Cough Hypersensitivity

Does cough hypersensitivity syndrome differ from a chronic cough?

Hang on! It is not a rocket science.

Experts define it as a cough in response to a stimulus. Whereas persistent or chronic cough lasts for at least eight weeks.

The following chronic cough conditions may show hypersensitivity towards certain stimulants:

  • Asthma (associated with cough)
  • Chronic Bronchitis
  • COPD
  • Emphysema
  • Pneumonia

Three good examples are: 

  • cough variant asthma.
  • idiopathic cough (typically lasts more than three weeks). 
  • cough induction due to reflux.

Causes of Cough Hypersensitivity

There are various types of stimuli:

  • Smoke
  • Chemicals
  • Dust
  • Mites/Ticks
  • Smog
  • Fog
  • Perfume

Cold weather, physiologic triggers, simply talking and laughing hard can also act as stimuli.

This often occurs due to one of three types of exposure:

  • Chemical exposure – For instance, exposure to chemicals that are irritants.
  • Thermal exposure – When you come in contact with temperature or heat is thermal exposure.
  • Mechanical exposure – Applying high physical effort, which may lead to fatigue, is considered mechanical exposure.

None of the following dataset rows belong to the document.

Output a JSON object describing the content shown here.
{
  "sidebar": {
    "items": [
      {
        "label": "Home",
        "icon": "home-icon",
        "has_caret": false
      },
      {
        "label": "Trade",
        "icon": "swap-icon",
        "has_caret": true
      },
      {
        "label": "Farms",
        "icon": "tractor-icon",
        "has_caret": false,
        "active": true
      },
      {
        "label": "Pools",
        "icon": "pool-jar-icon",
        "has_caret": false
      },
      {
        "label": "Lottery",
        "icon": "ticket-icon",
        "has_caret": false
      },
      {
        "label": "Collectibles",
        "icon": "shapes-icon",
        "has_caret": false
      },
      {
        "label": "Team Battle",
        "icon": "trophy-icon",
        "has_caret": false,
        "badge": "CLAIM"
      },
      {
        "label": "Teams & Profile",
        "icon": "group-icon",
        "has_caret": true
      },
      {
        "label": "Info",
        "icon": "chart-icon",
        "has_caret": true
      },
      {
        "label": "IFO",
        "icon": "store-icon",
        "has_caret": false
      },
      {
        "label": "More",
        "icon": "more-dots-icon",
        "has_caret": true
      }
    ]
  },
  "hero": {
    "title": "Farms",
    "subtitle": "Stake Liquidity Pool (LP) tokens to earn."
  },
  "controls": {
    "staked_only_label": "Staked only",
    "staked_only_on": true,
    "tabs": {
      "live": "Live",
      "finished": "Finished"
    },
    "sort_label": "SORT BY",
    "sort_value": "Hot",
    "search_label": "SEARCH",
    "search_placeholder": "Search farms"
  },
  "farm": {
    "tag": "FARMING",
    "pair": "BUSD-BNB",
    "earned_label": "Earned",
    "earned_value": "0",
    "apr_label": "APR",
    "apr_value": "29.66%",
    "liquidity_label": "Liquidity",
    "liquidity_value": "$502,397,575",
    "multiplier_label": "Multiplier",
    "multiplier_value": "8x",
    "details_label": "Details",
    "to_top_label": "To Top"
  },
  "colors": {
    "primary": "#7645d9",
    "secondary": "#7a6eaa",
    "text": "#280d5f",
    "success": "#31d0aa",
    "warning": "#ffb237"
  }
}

Remember that stimuli, such as those listed above, do not necessarily make you cough every time. 

Symptoms of Cough Hypersensitivity

Initially patients’ complaints of various sensations and symptoms undergoing hypersensitivity.

Some signs are

  • Throat irritation
  • Unexplainable sensation
  • Difficulty in breathing
  • Tickling
  • Itchiness in the respiratory tract
  • Laryngeal Paraesthesia 

Laryngeal Dysfunction in Hypersensitivity Syndrome: A Cross-Sectional Observational Study shows: deterioration of the vocal cords is quite common in CHS. 

Read this interesting yet powerful research study to learn about the Expert opinion on the cough hypersensitivity syndrome in respiratory medicine by the European Respiratory Society.

Tools to Measure Cough Hypersensitivity

Using cough frequency and cough reflex sensitivity tools can help measure the hypersensitivity.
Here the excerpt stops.